湧井和夫「凶道」(1960年12月10日発行/150円)

「江戸。
真悟は、友人の大次郎の様子が気になっていた。
婆やによると、何か神信心をしているらしく、その夜も妹の絹江と共に、堀留の石坂屋に行ったという。
だが、石坂屋では、誰も来ていないと門前払い。
新吾が石坂屋に忍び込むと、ガマや蛇、犬が集められ、人間のものらしき血だまりがあった。
大次郎を見つけ、真悟は帰るよう諭すが、今夜は大事な会合があると聞き入れない。
真悟は彼を気絶させ、家へと連れ帰る。
真悟の父は、大次郎がその星まわり故に、凶道者(邪教の信者)に見込まれたと見抜く。
その凶道者は頼豪院怪玄といい、奇妙な呪術を使って、大次郎に執拗につきまとう。
真悟と彼の父親は大次郎を守り、その野望を食い止めようとするのだが…」
「太平洋文庫の良心」だと私が勝手に考えている湧井和夫先生。(注1)
怪奇マンガの佳作を幾つか描かれておりますが、1960年に「オカルト漫画」の元祖と呼ぶべき、快作がありました。

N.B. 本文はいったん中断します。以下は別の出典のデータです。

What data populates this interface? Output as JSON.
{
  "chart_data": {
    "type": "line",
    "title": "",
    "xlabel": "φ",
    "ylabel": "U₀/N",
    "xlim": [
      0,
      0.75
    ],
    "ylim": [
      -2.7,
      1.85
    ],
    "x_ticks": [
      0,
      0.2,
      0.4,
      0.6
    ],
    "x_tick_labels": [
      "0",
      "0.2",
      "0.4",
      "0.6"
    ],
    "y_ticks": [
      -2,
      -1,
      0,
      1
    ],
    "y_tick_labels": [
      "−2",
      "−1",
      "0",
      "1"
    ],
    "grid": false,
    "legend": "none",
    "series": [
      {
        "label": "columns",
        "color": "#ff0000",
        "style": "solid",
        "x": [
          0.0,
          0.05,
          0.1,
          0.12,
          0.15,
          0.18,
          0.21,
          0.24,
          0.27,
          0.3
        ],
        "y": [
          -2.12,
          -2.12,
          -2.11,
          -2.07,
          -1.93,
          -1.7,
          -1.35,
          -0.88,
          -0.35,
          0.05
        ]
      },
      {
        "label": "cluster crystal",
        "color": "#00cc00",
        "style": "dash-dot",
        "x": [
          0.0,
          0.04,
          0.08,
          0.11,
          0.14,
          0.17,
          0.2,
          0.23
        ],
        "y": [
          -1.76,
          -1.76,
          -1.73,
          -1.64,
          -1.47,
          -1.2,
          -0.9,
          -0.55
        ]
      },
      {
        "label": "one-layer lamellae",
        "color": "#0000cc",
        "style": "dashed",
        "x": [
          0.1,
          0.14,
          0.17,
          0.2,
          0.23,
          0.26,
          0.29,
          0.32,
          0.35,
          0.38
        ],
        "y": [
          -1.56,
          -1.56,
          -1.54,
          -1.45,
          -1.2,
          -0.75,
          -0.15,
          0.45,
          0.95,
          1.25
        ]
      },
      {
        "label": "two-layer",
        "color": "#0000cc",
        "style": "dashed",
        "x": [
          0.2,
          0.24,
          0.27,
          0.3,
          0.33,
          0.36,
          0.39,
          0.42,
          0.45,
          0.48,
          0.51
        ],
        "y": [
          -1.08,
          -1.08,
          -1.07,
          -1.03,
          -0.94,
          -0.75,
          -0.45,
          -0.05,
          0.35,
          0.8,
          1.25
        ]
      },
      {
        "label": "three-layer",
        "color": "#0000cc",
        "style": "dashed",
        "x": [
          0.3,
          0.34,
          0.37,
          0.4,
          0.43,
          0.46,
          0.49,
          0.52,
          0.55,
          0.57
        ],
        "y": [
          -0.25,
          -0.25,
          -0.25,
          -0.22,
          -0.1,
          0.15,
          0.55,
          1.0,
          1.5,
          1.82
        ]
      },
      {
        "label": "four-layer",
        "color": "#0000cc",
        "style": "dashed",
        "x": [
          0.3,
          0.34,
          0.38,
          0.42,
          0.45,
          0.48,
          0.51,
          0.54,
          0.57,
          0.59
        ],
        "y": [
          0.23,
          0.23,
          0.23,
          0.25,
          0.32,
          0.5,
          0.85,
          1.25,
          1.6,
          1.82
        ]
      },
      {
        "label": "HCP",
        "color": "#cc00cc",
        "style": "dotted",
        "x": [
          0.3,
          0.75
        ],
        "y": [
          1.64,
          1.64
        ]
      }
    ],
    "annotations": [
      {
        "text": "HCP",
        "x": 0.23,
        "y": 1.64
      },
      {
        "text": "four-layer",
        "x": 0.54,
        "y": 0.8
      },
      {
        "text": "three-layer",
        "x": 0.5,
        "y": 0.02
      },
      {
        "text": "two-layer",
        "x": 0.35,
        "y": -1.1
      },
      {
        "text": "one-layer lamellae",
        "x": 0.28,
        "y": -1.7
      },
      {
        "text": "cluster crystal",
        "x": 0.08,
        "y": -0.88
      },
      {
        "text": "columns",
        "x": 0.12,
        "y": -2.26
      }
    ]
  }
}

「邪教と対決する」ストーリーで、面妖な邪神、子供の生首を捧げた祭壇、邪教信者が踊り狂う儀式、数珠でつくった結界、お守りや御仏水で悪霊と対決と多彩な要素がてんこ盛りです。(しかも、176ページというボリューム!!)
そして、ラストには阿弥陀如来様まで登場!!
「エクソシスト」以前に、独自な「和風オカルト・ホラー」が存在していたことは、まさに新鮮な驚きでありました。
更なる発掘が望まれます。

・注1
実は、益子かつみ先生の弟さんです。
貸本漫画以降も、青年誌やエロ漫画雑誌で手堅く活躍しておりました。
ネットで調べたところ、2020年7月6日に93歳で亡くなられたとありましたが、浪曲作家の肩書がついておりましたので、同一人物なのかどうかは不明です。
・注2
原作があると思われますが、確認できておりません。
山田風太郎とか?
・備考
パラフィン紙、剥がし痕あり。カラーページ、綴じ金外れ。後ろの遊び紙に貸出票の剥がし痕あり。